What we should keep in mind is that those 16 runs were Rangers Ballpark madness and a once-in-World-Series-history game from Pujols who gave us a glimpse of what Babe Ruth must have looked like in October of 1926 and ’28. But that game was not the Texas norm. Except for that one Pujols-led mauling, the Cards have scored only four runs in three World Series games.
In reality, adjusted for their nutty amusement park of a ballyard, which ranked No. 1 in baseball for offense, the Rangers actually have the third-best ERA in baseball. See, just wanted to make sure you were paying attention. The appropriate statistic is ERA+ — that’s ERA adjusted for home ballpark compared to the league norm. The Rangers stand at 118, or 18 percent better than the adjusted norm for the AL. The Phillies, naturally, are No. 1.
This isn’t a trick stat. The Rangers are a truly outstanding, all-around balanced club. But all their numbers are distorted. So we don’t expect much from Texas pitchers. But we should.
The next huge test will be for the Rangers ace Wilson, the quick-witted but eccentric southpaw who has a 1-5 record with a 5.32 ERA in eight postseason starts. In Game 5, he’ll face the best and most-poised Card, Chris Carpenter, who beat the Phils’ Roy Halladay, 1-0, to decide their National League Division Series.
The postseason “hasn’t gone as well as I would have liked. I would have liked to have won every game and thrown a shutout every time because it would have made it easier on everyone else,” Wilson said. Asked if Monday would be the biggest game of his life, Wilson said, “True story.”
Then, as befits a fellow who sometimes has theories on subjects that may not be worthy of theories, he added that Game 5 is so important because “there’s no Galaxy Series or Universe Series or whatever.”
So, in the kind of ace-vs.-ace Game 5 that proves pivotal in many World Series, hold your breath. Carpenter’s response to all pitching questions here has been the same: “You execute, you’ll get outs. You don’t, you won’t.”
No discussions of a possible Galaxy Series on Jupiter in November.

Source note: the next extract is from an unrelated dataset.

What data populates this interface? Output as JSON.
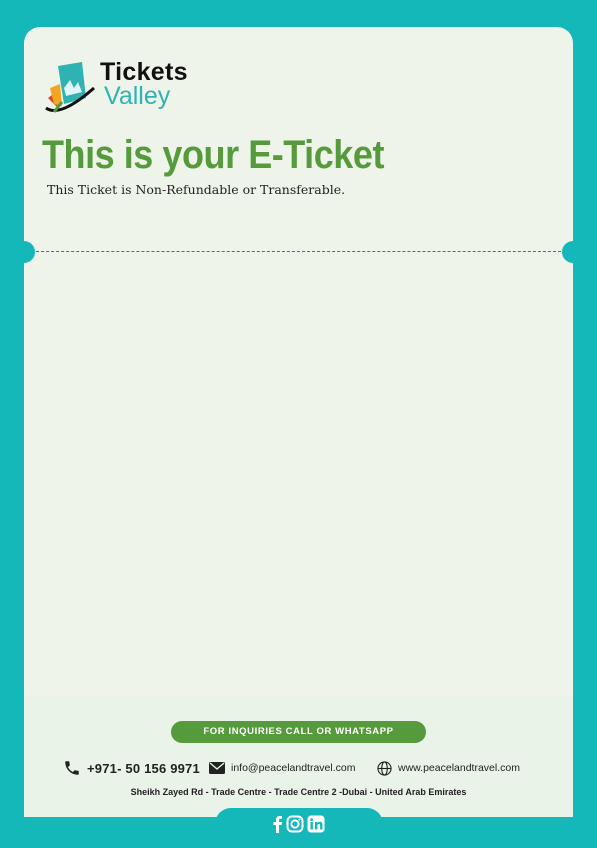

The easy assumption might be that Carpenter, a 36-year-old former Cy Young Award-winner, might have an edge over the cheerfully flaky Wilson. But that would entirely discount what was on view here Sunday.

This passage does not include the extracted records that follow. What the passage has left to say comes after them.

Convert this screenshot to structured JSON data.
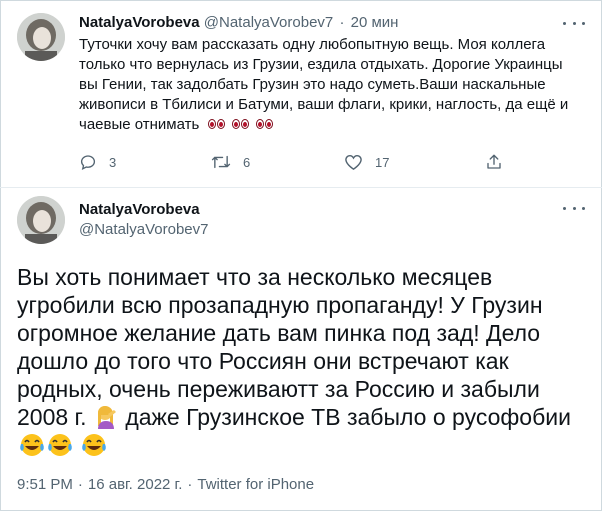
{
  "reply": {
    "display_name": "NatalyaVorobeva",
    "handle": "@NatalyaVorobev7",
    "separator": "·",
    "time": "20 мин",
    "text": "Туточки хочу вам рассказать одну любопытную вещь. Моя коллега только что вернулась из Грузии, ездила отдыхать. Дорогие Украинцы вы Гении, так задолбать Грузин это надо суметь.Ваши наскальные живописи в Тбилиси и Батуми, ваши флаги, крики, наглость, да ещё и чаевые отнимать",
    "emoji": "👀👀👀",
    "actions": {
      "reply_count": "3",
      "retweet_count": "6",
      "like_count": "17"
    }
  },
  "main": {
    "display_name": "NatalyaVorobeva",
    "handle": "@NatalyaVorobev7",
    "text_1": "Вы хоть понимает что за несколько месяцев угробили всю прозападную пропаганду! У Грузин огромное желание дать вам пинка под зад! Дело дошло до того что Россиян они встречают как родных, очень переживаютт за Россию и забыли 2008 г.",
    "text_2": "даже Грузинское ТВ забыло о русофобии",
    "time": "9:51 PM",
    "date": "16 авг. 2022 г.",
    "source": "Twitter for iPhone",
    "meta_separator": "·"
  },
  "colors": {
    "text": "#0f1419",
    "secondary": "#536471",
    "border": "#cfd9de"
  },
  "icons": [
    "reply-icon",
    "retweet-icon",
    "like-icon",
    "share-icon",
    "more-icon",
    "woman-facepalm-emoji",
    "tears-of-joy-emoji",
    "eyes-emoji"
  ]
}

“What you saw from Holland, we all know it’s in him,” Washington said. Strictly on premium quality talent, that applies to about nine Rangers.
If Wilson, Harrison and Ogando take their cue for the rest of this series from Holland’s powerful work — he even sat down between innings — this matchup will be a contest worthy of any World Series stage.
Which young Rangers hurlers will appear? Will they be the ones who, so far, have not always been quite ready for the World Series lights? Or will they, like Holland, grow up suddenly before our eyes?